Mondial: Messi le plus grand? L'éternel débat touche à sa fin

  • Messi a accumulé un immense palmarès, presque inégalé, avec un Mondial (2022), une Copa América (2021), quatre Ligues des champions, une multitude de championnats et de coupes nationales... et sept Ballons d'Or
  • «Messi a gagné sa première Coupe du monde, comme sa trajectoire le méritait», l'a adoubé Pelé (82 ans) dimanche sur Instagram, avec un clin d'oeil à Maradona, décédé en 2020

DOHA : Champion du monde dimanche, Lionel Messi a enfin gagné tous les trophées qu'il pouvait humainement gagner. Le voilà au pinacle du football où, excepté Pelé ou Diego Maradona, très peu de joueurs peuvent lui disputer le statut de meilleur de l'histoire.

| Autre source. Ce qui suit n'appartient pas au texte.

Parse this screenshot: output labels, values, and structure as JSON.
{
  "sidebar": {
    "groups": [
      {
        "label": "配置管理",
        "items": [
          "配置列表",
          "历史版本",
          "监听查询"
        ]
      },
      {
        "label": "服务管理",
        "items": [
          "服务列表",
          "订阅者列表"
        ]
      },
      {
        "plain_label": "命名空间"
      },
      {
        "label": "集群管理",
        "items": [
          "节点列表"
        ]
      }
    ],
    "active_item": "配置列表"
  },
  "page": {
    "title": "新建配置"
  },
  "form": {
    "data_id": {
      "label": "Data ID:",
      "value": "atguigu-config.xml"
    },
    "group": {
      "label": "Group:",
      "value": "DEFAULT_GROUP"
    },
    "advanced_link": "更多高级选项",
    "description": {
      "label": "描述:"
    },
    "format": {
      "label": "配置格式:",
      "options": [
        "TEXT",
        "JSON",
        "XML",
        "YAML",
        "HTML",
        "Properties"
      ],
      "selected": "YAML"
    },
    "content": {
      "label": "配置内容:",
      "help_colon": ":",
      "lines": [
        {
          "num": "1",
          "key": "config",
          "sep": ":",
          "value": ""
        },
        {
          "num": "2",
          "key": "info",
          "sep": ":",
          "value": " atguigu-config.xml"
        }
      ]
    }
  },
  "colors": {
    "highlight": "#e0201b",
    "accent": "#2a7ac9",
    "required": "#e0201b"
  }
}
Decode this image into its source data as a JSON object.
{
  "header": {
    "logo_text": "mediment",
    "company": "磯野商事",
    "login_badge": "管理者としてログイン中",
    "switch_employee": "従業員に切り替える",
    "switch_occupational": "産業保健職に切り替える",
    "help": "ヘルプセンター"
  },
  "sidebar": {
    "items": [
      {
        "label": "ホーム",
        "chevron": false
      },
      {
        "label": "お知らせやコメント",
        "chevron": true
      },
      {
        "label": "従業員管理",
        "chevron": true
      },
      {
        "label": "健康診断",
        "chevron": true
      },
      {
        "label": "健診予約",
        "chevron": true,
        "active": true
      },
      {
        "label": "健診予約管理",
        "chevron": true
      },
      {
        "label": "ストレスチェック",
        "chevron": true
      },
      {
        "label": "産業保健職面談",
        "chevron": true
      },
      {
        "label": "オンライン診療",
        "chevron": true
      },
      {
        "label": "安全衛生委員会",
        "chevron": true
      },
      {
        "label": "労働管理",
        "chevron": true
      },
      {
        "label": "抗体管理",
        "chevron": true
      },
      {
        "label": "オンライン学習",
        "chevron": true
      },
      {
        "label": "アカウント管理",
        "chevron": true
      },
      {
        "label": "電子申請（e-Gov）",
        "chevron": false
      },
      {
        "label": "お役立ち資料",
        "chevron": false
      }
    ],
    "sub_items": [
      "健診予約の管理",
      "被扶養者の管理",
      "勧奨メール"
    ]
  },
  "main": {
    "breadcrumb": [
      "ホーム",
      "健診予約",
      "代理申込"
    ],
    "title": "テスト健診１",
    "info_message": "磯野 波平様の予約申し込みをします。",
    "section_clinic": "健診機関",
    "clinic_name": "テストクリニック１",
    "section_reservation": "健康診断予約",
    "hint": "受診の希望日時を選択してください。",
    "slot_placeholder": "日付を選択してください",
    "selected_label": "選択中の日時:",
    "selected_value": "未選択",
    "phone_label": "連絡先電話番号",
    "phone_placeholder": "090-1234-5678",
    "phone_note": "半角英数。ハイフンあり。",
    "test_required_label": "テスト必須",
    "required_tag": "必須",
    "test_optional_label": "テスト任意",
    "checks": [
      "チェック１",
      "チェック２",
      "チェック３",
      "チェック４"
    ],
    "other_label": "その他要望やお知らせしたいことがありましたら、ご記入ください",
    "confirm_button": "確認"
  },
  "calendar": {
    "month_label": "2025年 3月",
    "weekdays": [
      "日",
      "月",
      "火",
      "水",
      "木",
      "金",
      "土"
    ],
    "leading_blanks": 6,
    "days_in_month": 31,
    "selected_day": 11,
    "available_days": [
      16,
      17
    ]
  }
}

A ces altitudes, difficile d'établir des comparaisons, forcément biaisées. Pelé, seul footballeur à avoir gagné trois Coupes du monde (1958, 1962, 1970), n'a jamais évolué dans un club européen. Maradona, champion du monde 1986 et finaliste quatre ans plus tard, n'a jamais gagné la Coupe d'Europe des clubs champions, ancêtre de la Ligue des champions.

A l'inverse, Messi a accumulé un immense palmarès, presque inégalé, avec un Mondial (2022), une Copa América (2021), quatre Ligues des champions, une multitude de championnats et de coupes nationales... et sept Ballons d'Or.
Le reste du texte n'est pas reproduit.